In Vivo Selection of Intermediately- and Highly-Malignant Variants of Triple-negative Breast Cancer in Orthotopic Nude Mouse Models

Materials and Methods

Cell culture. Parental and metastatic variants of the TNBC MDA-MB-231P-RFP cell line were maintained and cultured in Dulbecco's modified Eagle's medium (DMEM) on plastic with 10% fetal bovine serum and 5% penicillin/streptomycin.

Mice. Athymic nude mice (AntiCancer Inc., San Diego, CA, USA) were kept in a barrier facility under HEPA filtration. Mice were fed with autoclaved laboratory rodent diet (Tecklad LM-485, Envigo, Indianapolis, IN, USA). All animal studies were conducted in accordance with the principles and procedures outlined in the National Institutes of Health Guide for the Care and Use of Laboratory Animals under assurance A3873– 01.

Establishment of intermediately- and highly-metastatic variants by serial orthotopic implantation. Initially, MDA-MB-231-RFP cells (1×10⁷ cells/site) were injected subcutaneously into the flank of 5 nude mice. For orthotopic transplantation, 7-mm³ fragments of the harvested subcutaneous tumor were grafted into a mammary gland of 5 nude mice. After growth, the tumor was resected. Residual cancer cells grew into a tumor which was harvested and divided into fragments and re-implanted into a mammary gland. After the tumor metastasized to lymph nodes, it was harvested and divided into fragments and re-implanted into mammary gland. After growth, the orthotopic tumor was resected. The residual cancer cells formed primary and metastatic tumors. The metastasis was harvested and divided into fragments re-implanted into the mammary gland. Highly-metastatic MDA-MB-231-RFP tumors were developed after seven orthotopic transplantations described above. Intermediately-metastatic variants of MDA-MB-231-RFP were isolated by serial orthotopic transplantation three times (3-6).

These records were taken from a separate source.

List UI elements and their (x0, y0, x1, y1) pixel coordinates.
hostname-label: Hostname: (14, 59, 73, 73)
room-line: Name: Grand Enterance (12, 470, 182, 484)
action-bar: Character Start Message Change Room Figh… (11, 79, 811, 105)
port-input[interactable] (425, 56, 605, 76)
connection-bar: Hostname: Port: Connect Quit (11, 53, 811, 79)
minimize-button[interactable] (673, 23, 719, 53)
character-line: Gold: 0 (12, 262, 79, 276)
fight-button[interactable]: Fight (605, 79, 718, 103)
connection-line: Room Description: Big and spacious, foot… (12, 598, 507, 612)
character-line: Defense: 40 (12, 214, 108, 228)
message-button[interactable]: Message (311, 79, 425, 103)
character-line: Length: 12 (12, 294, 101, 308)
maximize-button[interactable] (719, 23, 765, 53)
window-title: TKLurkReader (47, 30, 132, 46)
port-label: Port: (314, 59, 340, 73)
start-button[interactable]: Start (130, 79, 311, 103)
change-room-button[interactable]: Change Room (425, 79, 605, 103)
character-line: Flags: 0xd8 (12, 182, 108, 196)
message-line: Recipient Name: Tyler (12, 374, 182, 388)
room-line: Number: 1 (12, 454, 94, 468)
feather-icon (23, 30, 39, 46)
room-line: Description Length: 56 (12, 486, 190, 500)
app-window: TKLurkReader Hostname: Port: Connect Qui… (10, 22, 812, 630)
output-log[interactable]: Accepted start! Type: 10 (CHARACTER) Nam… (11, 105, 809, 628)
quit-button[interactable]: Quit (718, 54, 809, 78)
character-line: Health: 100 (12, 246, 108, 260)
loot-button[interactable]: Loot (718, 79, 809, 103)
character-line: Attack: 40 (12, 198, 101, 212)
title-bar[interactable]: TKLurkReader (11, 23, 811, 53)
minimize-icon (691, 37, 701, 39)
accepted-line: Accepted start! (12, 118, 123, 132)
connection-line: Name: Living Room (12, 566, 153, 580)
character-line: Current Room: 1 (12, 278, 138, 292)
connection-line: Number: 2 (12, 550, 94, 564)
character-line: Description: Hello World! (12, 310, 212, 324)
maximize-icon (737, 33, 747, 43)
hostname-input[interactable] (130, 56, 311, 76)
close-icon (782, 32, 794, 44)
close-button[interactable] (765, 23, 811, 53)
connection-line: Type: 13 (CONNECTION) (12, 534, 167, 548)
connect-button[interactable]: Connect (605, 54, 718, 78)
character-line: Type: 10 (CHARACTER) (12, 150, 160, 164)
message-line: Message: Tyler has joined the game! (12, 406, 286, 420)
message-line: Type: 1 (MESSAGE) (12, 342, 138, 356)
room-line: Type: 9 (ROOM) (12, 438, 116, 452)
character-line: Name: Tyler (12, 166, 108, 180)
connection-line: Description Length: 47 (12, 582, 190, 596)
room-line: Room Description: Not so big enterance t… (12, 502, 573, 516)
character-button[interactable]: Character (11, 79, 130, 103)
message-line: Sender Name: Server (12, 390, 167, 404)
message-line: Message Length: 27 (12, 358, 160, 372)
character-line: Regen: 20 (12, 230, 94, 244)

In vivo whole-body/whole-tumor imaging. The OV100 small animal imaging system (Olympus Corp., Tokyo, Japan), was used. The OV100 contains an MT-20 light source (Olympus Biosystems, Planegg, Germany) and DP70 CCD camera (Olympus), for whole body, as well as subcellular imaging in live mice (7-9). The optics of the OV100 have been specially developed for macroimaging as well as microimaging with high light-gathering capacity. Four individually optimized objective lenses, parcentered and parfocal, provide a 105-fold magnification range. High-resolution images were captured directly on a PC (Fujitsu Siemens, Munich, Germany). Images were processed for contrast and brightness and analyzed with the use of Paint Shop Pro 8 and CellR (10-15).

Confocal laser scanning microscopy (CLSM) was performed using the FV1000 (Olympus Corp.) with 2-laser diodes (473 nm and 559 nm). A 4x (0.20 numerical aperture immersion) objective lens and 20 x (0.95 numerical aperture immersion) objective lens (Olympus) were used. Scanning and image acquisition were controlled by Fluoview software (Olympus) (16).

Statistical analysis. Data for fluorescence intensity (Figure 1C, 2C) are shown as means±standard deviation (SD). For comparison between two groups, significant differences were determined using the Student's t-test. P-values of less than 0.05 were considered significant.